Contar histórias é um meio poderoso de comunicar porque exige da parte de quem nos lê uma boa dose de imaginação. A história que vos vou contar tem-me sido invocada um sem-número de vezes a propósito disto ou daquilo e cito-a de memória.

Há muitos, muitos anos (220 - 280 d.C.), existiam na China três reinos que constantemente se guerreavam entre si. Numa dessas guerras, o exército de um dos reinos comandado pelo general Zhou Yu preparava-se para atacar os outros dois, a sul do rio Yangtze e que entretanto se tinham aliado. A estes faltavam flechas e a consternação aumentava à medida que o exército engrossava do outro lado do rio. Que não se preocupassem disse Zhuge Liang, o comandante do exército aliado, enquanto se ocupava a beber e a escrever poemas: em breve conseguiria nada menos do que cem mil flechas. Tarefa impossível pensavam os soldados a quem o general ordenara que fabricassem um número considerável de bonecos de palha.

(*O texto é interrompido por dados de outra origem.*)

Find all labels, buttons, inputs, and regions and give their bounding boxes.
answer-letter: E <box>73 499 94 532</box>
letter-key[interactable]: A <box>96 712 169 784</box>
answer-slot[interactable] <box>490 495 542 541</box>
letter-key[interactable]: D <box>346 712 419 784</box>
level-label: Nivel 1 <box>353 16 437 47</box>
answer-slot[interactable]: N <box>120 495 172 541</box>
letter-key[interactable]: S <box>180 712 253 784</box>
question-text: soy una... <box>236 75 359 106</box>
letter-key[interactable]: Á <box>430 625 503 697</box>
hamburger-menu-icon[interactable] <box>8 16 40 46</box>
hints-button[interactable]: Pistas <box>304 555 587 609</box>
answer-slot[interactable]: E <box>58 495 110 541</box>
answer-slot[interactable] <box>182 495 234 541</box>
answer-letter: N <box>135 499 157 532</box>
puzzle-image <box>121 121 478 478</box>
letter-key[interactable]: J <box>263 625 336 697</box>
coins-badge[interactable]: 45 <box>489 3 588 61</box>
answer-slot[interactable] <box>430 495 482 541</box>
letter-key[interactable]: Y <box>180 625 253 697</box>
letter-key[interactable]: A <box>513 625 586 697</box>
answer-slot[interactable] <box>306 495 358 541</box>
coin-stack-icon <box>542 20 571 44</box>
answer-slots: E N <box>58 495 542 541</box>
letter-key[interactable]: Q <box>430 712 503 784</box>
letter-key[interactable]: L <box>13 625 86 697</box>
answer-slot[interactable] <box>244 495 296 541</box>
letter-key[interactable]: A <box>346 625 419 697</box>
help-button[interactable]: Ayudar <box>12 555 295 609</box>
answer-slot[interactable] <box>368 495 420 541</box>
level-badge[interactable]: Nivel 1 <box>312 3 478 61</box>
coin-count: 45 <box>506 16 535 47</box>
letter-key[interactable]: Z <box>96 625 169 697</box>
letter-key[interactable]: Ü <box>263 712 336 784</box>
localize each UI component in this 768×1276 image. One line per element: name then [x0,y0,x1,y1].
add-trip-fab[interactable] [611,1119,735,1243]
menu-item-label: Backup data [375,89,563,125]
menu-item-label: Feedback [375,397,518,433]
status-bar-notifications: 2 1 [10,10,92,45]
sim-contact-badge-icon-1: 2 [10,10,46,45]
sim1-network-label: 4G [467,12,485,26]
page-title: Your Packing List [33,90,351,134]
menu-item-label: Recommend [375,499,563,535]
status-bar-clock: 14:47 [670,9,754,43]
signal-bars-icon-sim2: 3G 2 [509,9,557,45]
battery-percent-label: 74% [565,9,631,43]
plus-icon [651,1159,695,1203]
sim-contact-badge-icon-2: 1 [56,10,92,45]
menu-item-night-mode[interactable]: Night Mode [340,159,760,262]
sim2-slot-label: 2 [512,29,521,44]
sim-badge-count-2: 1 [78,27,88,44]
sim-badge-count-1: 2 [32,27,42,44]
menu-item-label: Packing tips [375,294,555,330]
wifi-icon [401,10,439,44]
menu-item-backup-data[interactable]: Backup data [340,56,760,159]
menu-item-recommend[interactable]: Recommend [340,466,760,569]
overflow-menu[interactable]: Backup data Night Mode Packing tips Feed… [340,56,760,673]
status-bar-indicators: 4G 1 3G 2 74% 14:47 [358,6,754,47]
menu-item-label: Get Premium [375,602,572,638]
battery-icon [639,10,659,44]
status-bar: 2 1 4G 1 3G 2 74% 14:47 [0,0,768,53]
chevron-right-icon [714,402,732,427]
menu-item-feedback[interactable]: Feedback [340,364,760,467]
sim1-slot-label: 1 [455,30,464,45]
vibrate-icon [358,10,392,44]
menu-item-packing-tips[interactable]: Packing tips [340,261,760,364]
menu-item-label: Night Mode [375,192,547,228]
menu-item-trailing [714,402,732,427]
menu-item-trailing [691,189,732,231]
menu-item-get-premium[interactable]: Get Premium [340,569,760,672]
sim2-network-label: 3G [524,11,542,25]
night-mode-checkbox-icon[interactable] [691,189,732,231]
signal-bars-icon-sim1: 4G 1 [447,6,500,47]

Num determinado dia pela manhã, com o exército de Zhou pronto para atacar, levantou-se um enorme nevoeiro e foi então que Zhuge mandou avançar vinte barcos ao ritmo ensurdecedor de tambores levando na proa os enormes bonecos de palha. Quando Zhou viu avançar na sua direção aquela frota fantasmagórica ordenou aos seus soldados que atirassem o mais que pudessem. Os barcos nunca chegaram ao destino, uma vez repletos de flechas regressaram à margem e quando estas foram retiradas dos bonecos de palha todos puderam ver que eram muito mais do que cem mil.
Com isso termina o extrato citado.